1.3.2        Tujuan Khusus

Tujuan khusus dilakukannya analisis nilai kebisingan dan getaran ini adalah untuk mengetahui tingkat kebisingan dan getaran di lingkungan kerja pabrik kelapa sawit wilayah Kabupaten Bengkayang.



1.4 Manfaat

1.4.1 Manfaat Umum

Penelitian ini diharapkan dapat memberikan manfaat berupa gambaran nilai tingkat kebisingan dan getaran yang terjadi di pabrik kelapa sawit daerah Kabupaten Bengkayang. Pemerintah dan pihak terkait dapat menggunakan data ini sebagai acuan rekomendasi bagi perusahaan kelapa sawit sehingga dapat menjaga nilai kebisingan dan getaran agar tetap sesuai dengan standar. Hasil penelitian ini juga diharapkan dapat menjadi acuan bagi mahasiswa lain dalam menyusun tugas akhir atau penelitian yang berkaitan dengan analisis kebisingan dan getaran.

1.4.1 Manfaat Khusus


Manfaat khusus dari penelitian ini diharapkan agar dapat meningkatkan kesadaran masyarakat dan pekerja di pabrik kelapa sawit mengenai pengaruh kebisingan dan getaran pada lingkungan kerja terhadap kesehatan.

BAB III

TINJAUAN PUSTAKA


3.1 Kebisingan

Bising dalam pengertiannya menurut Slamet (2006) adalah campuran dari berbagai suara yang tidak dikehendaki ataupun yang merusak kesehatan, saat ini kebisingan merupakan salah satu penyebab “penyakit lingkungan” yang penting. Sedangkan kebisingan munurut Schilling (1981) merupakan istilah yang sering digunakan untuk menyatakan suara yang tidak diinginkan yang disebabkan oleh kegiatan manusia atau aktifitas-aktifitas alam. Pengertian kebisingan juga tertulis dalam Peraturan Menteri Negara Ligkungan Hidup Nomor 48 Tahun 1996: Kebisingan adalah bunyi yang tidak diinginkan dari usaha atau kegiatan dalam tingkat dan waktu tertentu yang dapat menimbulkan gangguan kesehatan manusia dan kenyamanan lingkungan. Kebisingan ditempat kerja adalah semua bunyi-bunyi atau suara-suara yang tidak dikehendaki yang bersumber dari alat-alat produksi di tempat kerja (Suheryanto, 1994).
Kebisingan (suara) merupakan salah satu polusi yang tidak dikehendaki manusia, karena dalam jangka panjang, bunyi-bunyian tersebut dapat mengganggu ketenangan kerja, merusak pendengaran, dan menimbulkan kesalahan komunikasi bahkan kebisingan yang serius dapat mengakibatkan kematian (Pratiwi, 2013).

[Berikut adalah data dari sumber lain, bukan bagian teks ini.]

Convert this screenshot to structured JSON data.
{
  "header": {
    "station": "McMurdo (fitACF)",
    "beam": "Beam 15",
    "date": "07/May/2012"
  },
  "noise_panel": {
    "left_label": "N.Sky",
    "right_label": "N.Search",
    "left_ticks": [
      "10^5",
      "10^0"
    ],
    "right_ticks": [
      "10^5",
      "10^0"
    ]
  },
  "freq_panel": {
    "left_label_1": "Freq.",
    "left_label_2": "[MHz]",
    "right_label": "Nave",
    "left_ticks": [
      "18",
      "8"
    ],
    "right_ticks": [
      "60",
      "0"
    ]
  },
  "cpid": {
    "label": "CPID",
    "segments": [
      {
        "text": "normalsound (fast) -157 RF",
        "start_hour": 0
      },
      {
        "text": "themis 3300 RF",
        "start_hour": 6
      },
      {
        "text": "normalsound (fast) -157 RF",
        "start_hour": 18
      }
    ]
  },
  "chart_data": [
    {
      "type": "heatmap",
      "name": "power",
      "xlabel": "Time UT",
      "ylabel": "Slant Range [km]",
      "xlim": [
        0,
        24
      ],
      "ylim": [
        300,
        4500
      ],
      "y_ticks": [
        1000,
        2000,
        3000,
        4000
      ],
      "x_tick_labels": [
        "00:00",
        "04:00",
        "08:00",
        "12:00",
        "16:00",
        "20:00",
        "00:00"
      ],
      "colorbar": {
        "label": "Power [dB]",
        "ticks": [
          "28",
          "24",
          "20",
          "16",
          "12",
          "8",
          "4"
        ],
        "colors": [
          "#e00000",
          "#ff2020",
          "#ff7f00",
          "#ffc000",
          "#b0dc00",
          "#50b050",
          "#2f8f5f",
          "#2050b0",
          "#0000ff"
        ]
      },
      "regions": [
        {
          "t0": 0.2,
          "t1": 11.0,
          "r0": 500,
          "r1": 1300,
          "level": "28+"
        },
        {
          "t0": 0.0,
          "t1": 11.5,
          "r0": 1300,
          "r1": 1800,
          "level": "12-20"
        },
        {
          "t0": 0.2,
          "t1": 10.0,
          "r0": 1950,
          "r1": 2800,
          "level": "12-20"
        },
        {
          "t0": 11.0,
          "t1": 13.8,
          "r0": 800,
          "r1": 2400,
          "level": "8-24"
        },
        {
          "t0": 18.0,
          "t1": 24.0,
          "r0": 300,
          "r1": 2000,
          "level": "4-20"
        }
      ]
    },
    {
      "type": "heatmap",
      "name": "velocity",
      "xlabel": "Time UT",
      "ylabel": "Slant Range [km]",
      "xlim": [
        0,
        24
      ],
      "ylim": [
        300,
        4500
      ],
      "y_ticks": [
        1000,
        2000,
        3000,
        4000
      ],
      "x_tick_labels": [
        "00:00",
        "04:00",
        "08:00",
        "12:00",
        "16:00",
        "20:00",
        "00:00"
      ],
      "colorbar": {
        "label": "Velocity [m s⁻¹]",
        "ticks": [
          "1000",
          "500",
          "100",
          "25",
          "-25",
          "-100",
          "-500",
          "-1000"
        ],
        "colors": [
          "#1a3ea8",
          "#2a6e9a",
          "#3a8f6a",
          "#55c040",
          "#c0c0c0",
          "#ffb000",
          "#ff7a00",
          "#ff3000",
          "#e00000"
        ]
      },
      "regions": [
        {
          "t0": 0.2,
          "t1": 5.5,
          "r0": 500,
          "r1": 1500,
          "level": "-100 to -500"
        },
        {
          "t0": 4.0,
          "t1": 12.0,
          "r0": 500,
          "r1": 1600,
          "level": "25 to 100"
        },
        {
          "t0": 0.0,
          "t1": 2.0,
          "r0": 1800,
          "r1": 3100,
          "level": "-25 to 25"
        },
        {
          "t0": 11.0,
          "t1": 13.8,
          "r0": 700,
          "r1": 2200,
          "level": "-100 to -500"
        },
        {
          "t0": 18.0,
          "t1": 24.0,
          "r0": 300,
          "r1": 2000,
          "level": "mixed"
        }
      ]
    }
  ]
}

Istilah bising biasanya dipakai di bidang suara, tetapi di sini diartikan sebagai sebuah energi akustik pendengaran yang pengaruhnya merugikan secara fisiologi atau psikologi bagi kesejahteraan masyarakat. Hal ini sesuai dengan definisi bising yang umum yaitu suara yang tidak diinginkan (Kryter, 1985).
Suara dihasilkan ketika sumbernya menyentuh partikel-partikel udara sehingga saling bergesekan, menimbulkan gelombang suara yang bergerak menyebar ke partikel-partikel udara lainnya akhirnya sampai kemana-mana jauh dari sumbernya. Kecepatan rambat suara ini kira-kira 340 meter/detik, tetapi angka ini bervariasi sesuai dengan media perantara. Kecepatan rambat suara di besi adalah 5000 meter/detik dan 1500 meter/detik di dalam air (Phoon, 1988).
Bunyi diartikan sebagai perubahan tekanan dalam udara yang ditangkap oleh gendang telinga dan disalurkan ke otak. Tekanan dalam hal ini diukur dalam Pascal (Pa). Nilai ambang pendengaran pada manusia diperkirakan 0,00002 Pa dengan frekuensi bunyi paling rendah yang dapat dideteksi oleh telinga manusia ialah sekitar 20 Hz dan yang paling tinggi pada orang muda sampai 18 KHz. Bertambahnya usia akan membuat telinga makin kurang peka terhadap frekuensi tinggi. Penggandaan frekuensi akan meningkatkan nada not sebesar satu oktaf. Telinga paling peka terhadap suara antara 500 Hz - 4 kHz, diantaranya 500 Hz – 2 kHz  adalah frekuensi bicara (Harrington et al, 2005).
Gelombang bunyi adalah salah satu dari gelombang mekanis longitudinal, dimana gelombang bunyi tersebut dapat merambat dalam medium benda padat, cair dan gas. Gelombang bunyi ini merambat dengan arah getar searah arah perambatannya. Ada suatu jangkauan frekuensi yang besar di dalam mana dapat menghasilkan gelombang mekanis longitudinal dan gelombang bunyi adalah dibatasi oleh jangkauan frekuensi yang dapat merangsang telinga dan otak manusia kepada sensasi pendengaran (Halliday, 1990).
Berdasarkan frekuensi, tingkat tekanan bunyi, tingkat bunyi dan tenaga bunyi maka bising dibagi dalam 3 kategori yaitu (Rusli, 2008):
a.       Occupational noise (bising yang berhubungan dengan pekerjaan) yaitu bising yang disebabkan oleh bunyi mesin di tempat kerja, misal bising dari mesin ketik.
b.      Audible noise (bising pendengaran) yaitu bising yang disebabkan oleh frekuensi bunyi antara 31,5 – 8.000 Hz.
c.       Impuls noise (bising impulsif) yaitu bising yang terjadi akibat adanya bunyi yang menyentak, misal pukulan palu, ledakan meriam, tembakan bedil.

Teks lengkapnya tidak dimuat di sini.